Рабочий подошел к Анне-Марии поближе:
— В сорок третьем году меня, видите ли, судили в Гренобле за кражу велосипеда… А что худого в том, что я взял у боша французский велосипед?.. Я очень торопился, и он был мне нужен, поверьте, не для прогулки! И влип… счастье еще, что при мне не оказалось ничего предосудительного! Они посадили меня в гренобльскую тюрьму. Но через неделю дал тягу… А теперь, оказывается, я должен отбыть срок! Восемнадцать месяцев! Разыскали и взяли меня — у меня же дома!
— Кто подал жалобы? — спросила Анна-Мария.
— Никто. Дело возобновилось само собой…
Вернулся надзиратель.
— Пойдем? — спросил он.
Рабочий бросил на Анну-Марию отчаянный взгляд, словно видел в ней последний якорь спасения. Она спросила, как его имя: Жак Дерье.
— До свиданья, Жак, — сказала Анна-Мария, — не думаю, чтобы вам пришлось просидеть здесь восемнадцать месяцев.
— Как вас называть теперь? — осведомился надзиратель, открывая перед ней дверь. — Мадам Белланже? У нас тут все покрасили, почистили, мадам Белланже, не узнать!

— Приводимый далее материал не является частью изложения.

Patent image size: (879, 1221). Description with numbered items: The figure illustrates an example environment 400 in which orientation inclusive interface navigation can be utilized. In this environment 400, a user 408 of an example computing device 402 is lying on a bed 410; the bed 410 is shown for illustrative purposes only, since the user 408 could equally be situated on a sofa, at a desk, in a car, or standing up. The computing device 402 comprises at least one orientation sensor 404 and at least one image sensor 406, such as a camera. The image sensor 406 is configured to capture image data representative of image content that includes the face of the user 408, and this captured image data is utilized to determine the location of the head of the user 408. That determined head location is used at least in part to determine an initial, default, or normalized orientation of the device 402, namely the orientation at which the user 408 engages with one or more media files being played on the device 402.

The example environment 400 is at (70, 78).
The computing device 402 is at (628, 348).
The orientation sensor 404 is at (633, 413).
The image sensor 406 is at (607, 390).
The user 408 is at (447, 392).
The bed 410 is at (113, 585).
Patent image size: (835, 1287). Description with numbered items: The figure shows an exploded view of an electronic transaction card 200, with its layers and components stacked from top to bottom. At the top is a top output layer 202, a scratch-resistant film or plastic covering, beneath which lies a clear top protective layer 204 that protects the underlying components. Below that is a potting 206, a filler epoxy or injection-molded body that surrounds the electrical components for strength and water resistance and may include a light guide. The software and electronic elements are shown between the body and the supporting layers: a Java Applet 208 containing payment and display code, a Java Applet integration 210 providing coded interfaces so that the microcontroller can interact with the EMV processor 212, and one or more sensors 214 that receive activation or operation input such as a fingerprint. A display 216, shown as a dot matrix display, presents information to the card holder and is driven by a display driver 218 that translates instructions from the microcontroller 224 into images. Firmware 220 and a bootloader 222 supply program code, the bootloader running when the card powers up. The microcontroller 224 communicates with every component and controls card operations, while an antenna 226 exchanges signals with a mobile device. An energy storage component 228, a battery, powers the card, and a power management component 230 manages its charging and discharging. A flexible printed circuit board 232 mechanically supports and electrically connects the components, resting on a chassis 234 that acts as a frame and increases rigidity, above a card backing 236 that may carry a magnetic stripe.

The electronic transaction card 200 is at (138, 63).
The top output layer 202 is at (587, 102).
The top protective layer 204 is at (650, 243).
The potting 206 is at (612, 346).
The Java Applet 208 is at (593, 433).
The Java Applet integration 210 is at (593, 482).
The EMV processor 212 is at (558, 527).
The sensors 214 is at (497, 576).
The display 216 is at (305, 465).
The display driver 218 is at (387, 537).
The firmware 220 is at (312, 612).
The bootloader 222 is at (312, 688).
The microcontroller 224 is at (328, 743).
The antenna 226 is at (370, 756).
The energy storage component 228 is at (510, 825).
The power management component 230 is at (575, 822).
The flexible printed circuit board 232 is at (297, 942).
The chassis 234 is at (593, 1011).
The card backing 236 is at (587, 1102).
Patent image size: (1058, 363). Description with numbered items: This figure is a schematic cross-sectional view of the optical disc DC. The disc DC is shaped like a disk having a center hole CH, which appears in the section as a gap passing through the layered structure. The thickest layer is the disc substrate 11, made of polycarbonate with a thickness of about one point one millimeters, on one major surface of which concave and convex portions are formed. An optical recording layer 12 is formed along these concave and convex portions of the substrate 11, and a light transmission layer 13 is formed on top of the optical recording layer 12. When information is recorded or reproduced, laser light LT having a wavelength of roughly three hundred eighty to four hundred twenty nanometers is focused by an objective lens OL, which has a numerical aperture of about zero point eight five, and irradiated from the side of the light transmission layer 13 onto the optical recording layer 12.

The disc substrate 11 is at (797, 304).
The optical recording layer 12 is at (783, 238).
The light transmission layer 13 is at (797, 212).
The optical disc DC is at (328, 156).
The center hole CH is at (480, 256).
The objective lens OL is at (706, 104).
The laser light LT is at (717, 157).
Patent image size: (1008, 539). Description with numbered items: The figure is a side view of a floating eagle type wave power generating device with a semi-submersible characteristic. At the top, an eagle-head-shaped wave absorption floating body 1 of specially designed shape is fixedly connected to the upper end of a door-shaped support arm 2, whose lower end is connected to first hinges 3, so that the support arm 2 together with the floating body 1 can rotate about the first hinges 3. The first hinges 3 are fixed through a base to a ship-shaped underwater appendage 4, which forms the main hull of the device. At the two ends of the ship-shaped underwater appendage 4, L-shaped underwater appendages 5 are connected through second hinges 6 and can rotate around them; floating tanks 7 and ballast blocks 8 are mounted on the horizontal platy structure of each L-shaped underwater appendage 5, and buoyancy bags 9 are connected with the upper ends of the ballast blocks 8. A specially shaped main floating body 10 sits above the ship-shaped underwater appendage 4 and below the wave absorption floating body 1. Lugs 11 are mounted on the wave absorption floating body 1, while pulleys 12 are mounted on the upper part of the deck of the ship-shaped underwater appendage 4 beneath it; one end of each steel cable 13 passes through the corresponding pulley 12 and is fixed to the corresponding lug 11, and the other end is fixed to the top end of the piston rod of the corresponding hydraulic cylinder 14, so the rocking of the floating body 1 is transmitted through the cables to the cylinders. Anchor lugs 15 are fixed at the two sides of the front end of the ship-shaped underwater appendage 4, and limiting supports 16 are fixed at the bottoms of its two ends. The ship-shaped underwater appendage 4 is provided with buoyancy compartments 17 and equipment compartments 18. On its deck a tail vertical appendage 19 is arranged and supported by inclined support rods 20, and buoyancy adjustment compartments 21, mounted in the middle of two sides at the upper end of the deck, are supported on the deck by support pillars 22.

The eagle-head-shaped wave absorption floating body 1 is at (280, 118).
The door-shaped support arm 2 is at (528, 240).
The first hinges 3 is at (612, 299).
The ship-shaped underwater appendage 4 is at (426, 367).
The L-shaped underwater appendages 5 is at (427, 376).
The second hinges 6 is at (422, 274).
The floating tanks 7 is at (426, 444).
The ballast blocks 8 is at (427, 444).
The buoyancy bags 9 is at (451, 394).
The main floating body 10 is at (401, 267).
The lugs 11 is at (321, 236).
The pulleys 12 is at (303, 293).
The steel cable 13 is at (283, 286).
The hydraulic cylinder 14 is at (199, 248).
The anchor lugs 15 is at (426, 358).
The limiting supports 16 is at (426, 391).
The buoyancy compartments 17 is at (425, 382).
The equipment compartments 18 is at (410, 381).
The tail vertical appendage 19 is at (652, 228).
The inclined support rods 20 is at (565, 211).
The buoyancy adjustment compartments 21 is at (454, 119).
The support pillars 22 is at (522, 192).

Анна-Мария следовала за надзирателем. В длинном коридоре бывшего замка заключенные красили стены. Если бы не бритые головы, их можно было бы принять за самых обыкновенных маляров. Камилл открыл дверь слева; по стенной росписи религиозного содержания — отвратительная мазня одного из заключенных — можно было догадаться, что здесь будет часовня. Тем не менее уборные были на прежнем месте, совсем рядом, как и раньше, когда здесь помещалась столовая для тюремной охраны. Вот в этих-то уборных и прятался Рауль, пока Анна-Мария отпирала камеры ключом, отобранным Жозефом у надзирателя. У Рауля было оружие, но к нему не пришлось прибегнуть, все сошло гладко. Они вышли через двери покойницкой, которые выломал Пьер снаружи.
— Я всегда был уверен, — сказал Камилл, — что парни, устроившие побег двадцати, были подучены вами, мадам Белланже.
— Ну что вы! — сказала Анна-Мария, оглядывая помещение. — Все было бы хорошо, но в вашей часовне воняет…
Они снова вышли в коридор феодального замка. Двери пустых камер были настежь открыты, заключенные находились на прогулке. Камеры большие и маленькие. Кое-где на дверях нечто вроде вывески: парикмахерская, пошивочная, столярная… словно лавки в крытых торговых рядах. В конце коридора — душевые. Стоя цепочкой, заключенные в коротких брюках, с полотенцами вокруг шеи ждали своей очереди. Они исподтишка смотрели на Анну-Марию — боязливо, нагло и похотливо. От жары даже стены покрылись испариной. Лестница, следующий этаж. И опять коридоры, и опять камеры. Анна-Мария приоткрыла одну дверь, другую… Пустые камеры отдавали потом и плесенью. В больших камерах-дортуарах на полу рядами лежали тюфяки, у каждого изголовья — ящик, коробка или кусок материи, заменявшие ночной столик, здесь хранилось все добро заключенных — карандаши, тетради, книги, фотографии. Здесь не было преступников, были лишь жалкие, вызывавшие сострадание люди… В сопровождении надзирателя Анна-Мария снова спустилась вниз.
Коридор с застекленной крышей, по которому шагает взад-вперед здоровенный сторож, а по обе стороны коридора — закрытые двери во внутренние дворики.
— Посмотрите, мадам Белланже, на этих пареньков, подумать страшно, им нет еще и восемнадцати, а они уже осуждены за вооруженное нападение.